Mix regular shampoo and food coloring to make your own purple shampoo

If you're tired of store-bought purple shampoo and wish to try an alternative you've concocted on your own, it turns out that making purple shampoo at home isn't very difficult. You can formulate your own bottle with any moisturizing shampoo and purple food coloring, ideally one that is of high quality. A purple semi-permanent dye can also work, but it should be noted that it may not be as easy to source as food coloring.


Now, depending on how brassy your hair is, you might have to adjust the concentration of the food coloring. The brassier your locks are, the more drops of dye the mixture needs.
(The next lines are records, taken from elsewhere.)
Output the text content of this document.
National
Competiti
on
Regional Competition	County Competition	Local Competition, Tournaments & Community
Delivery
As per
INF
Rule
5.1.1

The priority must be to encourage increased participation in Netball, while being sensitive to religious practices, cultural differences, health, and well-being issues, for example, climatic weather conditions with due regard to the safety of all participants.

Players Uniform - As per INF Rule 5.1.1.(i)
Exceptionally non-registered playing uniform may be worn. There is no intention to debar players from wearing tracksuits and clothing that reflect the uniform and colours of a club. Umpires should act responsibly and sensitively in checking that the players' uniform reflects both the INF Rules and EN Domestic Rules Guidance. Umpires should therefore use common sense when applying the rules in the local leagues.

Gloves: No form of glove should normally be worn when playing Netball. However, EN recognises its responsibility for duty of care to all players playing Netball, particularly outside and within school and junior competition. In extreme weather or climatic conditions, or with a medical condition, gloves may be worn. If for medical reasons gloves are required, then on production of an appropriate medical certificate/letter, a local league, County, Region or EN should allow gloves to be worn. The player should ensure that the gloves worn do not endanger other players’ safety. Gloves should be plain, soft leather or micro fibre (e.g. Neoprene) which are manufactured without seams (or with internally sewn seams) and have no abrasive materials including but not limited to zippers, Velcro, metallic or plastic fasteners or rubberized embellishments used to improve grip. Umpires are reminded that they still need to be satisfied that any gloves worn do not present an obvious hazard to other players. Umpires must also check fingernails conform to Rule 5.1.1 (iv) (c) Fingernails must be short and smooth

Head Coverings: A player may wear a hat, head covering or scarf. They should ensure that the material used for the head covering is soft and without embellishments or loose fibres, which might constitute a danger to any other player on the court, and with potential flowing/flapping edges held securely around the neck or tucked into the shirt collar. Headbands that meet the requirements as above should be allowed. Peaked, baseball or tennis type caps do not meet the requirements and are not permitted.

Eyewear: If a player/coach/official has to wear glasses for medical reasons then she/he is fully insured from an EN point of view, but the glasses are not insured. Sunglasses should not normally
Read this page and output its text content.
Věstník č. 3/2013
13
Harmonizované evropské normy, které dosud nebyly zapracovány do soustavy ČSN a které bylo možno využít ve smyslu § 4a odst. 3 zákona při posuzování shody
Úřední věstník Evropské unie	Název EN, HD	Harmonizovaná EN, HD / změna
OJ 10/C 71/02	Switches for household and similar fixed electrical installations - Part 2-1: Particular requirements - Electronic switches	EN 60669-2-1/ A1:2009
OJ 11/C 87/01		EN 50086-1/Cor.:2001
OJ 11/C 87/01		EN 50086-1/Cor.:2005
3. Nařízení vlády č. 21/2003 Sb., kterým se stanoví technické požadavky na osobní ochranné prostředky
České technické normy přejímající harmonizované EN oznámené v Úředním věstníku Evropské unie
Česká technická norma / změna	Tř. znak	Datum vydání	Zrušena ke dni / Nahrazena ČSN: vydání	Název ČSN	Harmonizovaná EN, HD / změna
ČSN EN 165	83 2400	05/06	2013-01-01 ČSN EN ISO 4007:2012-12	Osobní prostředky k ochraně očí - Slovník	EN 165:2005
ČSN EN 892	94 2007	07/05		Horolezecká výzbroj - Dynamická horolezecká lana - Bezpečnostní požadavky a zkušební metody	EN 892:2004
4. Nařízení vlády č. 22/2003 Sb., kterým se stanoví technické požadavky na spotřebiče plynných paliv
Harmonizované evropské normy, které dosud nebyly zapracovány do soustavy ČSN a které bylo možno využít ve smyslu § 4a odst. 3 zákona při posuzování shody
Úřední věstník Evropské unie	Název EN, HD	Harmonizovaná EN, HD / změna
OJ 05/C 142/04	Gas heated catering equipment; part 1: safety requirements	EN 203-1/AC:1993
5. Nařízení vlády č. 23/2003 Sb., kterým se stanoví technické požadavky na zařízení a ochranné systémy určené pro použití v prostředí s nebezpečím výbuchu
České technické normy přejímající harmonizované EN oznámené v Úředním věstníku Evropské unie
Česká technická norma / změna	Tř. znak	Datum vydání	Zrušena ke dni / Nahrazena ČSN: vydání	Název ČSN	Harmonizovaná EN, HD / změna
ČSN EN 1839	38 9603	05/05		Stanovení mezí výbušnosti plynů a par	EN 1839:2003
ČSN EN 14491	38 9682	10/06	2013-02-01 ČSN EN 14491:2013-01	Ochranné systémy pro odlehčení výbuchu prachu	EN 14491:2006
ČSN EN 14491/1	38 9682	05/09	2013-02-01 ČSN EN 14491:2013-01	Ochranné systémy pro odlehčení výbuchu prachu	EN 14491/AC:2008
If unsure, you can start with two to three drops and mix it with an entire bottle of normal shampoo. You can add more drops if you deem the color not deep enough, or if your hair direly needs serious toning. 

Since it's DIY shampoo, it may take some trial and error, so your mileage may vary. You also can't expect to have the same exact results and consistency with purple shampoos you can buy from stores, but at least you have an alternative in case you want to try something new.

You can also tone hair with apple cider vinegar

You know how you can use apple cider vinegar for your face? Apparently, you can use the popular ingredient on your hair, too. The research behind it is still murky, but there are claims that it has the ability to counter brassiness from your hair, as well as deliver a deep cleanse. Mbglifestyle notes that since it's slightly acidic, meaning it can lower the pH balance in your locks and make it less dry.


When it comes to washing your hair with apple cider vinegar, just be sure to dilute it with water and coat your head evenly. Allow the solution to sit for up to five minutes before rinsing it off and following up with a conditioner. 

In terms of results, naturopathic doctor Dr. Tess Marshall pointed out that you should manage your expectations. You can't expect it to deliver the same results as specially formulated hair products do. "Something to know when switching to natural hair care is that drastic changes in color are usually not possible," she said.